24. До свидания, дядя Али

   Рамис, Рафис, Расим, Раис сидели на верхней ступеньке, я стоял рядом.
   – Мой папа, – говорил я, – убил самого главного фашиста одним выстрелом вот с такого расстояния, как отсюда, вот от этих перил, до той трубы, вон на той красной крыше…
   – Он убил Гитлера? – спросил Рафис.
   – Гитлер сидит во дворце, – сказал я, – как там его убьешь.
   – Значит, не самого главного, – сказал Расим.
   – Как же не самого, – говорю, – когда самого, только не Гитлера, вот и все…
   – А дальше что было? – спросил Расим.
   – Потом папа берет автомат и ка-ак пошел чесать – тра-та-та! – вкруговую…
   – И в него не попали? – спросил Расим.
   – Как бы не так! – говорю.
   – Как же так, – сказал Расим, – раз он не нагибался! На фронте все нагибаются. Я в кино видел.

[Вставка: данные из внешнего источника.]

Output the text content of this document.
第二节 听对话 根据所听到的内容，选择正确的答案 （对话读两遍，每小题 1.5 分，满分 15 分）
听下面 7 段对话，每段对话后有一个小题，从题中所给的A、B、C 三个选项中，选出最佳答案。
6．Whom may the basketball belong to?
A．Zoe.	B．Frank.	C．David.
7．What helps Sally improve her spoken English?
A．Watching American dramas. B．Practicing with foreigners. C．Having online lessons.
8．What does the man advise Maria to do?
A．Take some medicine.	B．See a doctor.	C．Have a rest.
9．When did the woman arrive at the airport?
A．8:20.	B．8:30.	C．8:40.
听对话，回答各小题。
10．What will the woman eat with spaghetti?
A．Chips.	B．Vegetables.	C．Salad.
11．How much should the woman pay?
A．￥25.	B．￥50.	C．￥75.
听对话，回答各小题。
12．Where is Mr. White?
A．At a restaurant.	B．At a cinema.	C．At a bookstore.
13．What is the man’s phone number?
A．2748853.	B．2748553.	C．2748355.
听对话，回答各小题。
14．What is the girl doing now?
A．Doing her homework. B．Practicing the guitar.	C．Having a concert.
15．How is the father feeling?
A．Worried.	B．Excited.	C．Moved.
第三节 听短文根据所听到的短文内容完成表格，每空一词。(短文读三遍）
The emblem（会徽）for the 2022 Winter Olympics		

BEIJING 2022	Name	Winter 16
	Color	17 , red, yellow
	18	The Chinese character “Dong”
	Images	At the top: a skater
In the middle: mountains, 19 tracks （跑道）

   – Слушай дальше, – сказал я. – Сначала он не нагибался. Он так специально делал. Чтоб фашистов запутать. Вот они все и запутались. Все нагибаются, а он нет. Тут можно любого запутать…

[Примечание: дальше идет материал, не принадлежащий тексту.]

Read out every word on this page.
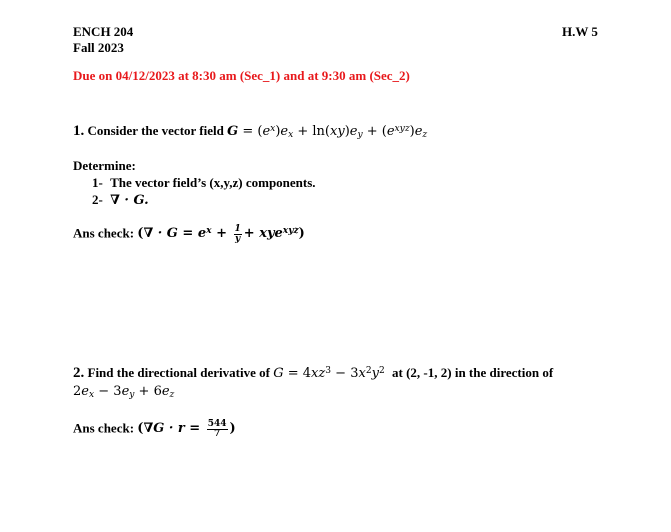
ENCH 204
Fall 2023
H.W 5
Due on 04/12/2023 at 8:30 am (Sec_1) and at 9:30 am (Sec_2)
1. Consider the vector field $G = (e^x)e_x + \ln(xy)e_y + (e^{xyz})e_z$
Determine:
1- The vector field’s (x,y,z) components.
2- ∇ · G.
Ans check: (∇ · $G = e^x + \frac{1}{y} + xye^{xyz}$)
2. Find the directional derivative of $G = 4xz^3 - 3x^2y^2$ at (2, -1, 2) in the direction of
$2e_x - 3e_y + 6e_z$
Ans check: ($\nabla G \cdot r = \frac{544}{7}$ )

   Братья Измайловы раскрыли рты, а я был очень доволен, как будто я, а не папа, палю в фашистов, вот здесь, прямо на лестнице. Мне даже стало жарко.
   – …так вот он не нагибался сначала, а после стал нагибаться, он видит, в него кто-то целится, прямо из пулемета, он сразу – раз! – и нагнулся. И все пули мимо. Потом видит: в него из винтовки целятся, он снова – раз! – и нагнулся. Он-то знает, когда нагибаться! А когда не нагибаться. По-том он да-вай вовсю из автомата – как из поливальной машины – жжжжых! А немцы-то, немцы один за другим так и валятся, так и валятся, целые горы… потом в папу гранату кинули – он ка-ак отпрыгнет в сторону… – тут я хотел показать, как отпрыгнул мой папа в сторону, но забыл, что стою на ступеньке, и полетел вниз по лестнице…
   А дядя Али поднимался.
   – Что ты, Петя, – сказал он, – куда летишь?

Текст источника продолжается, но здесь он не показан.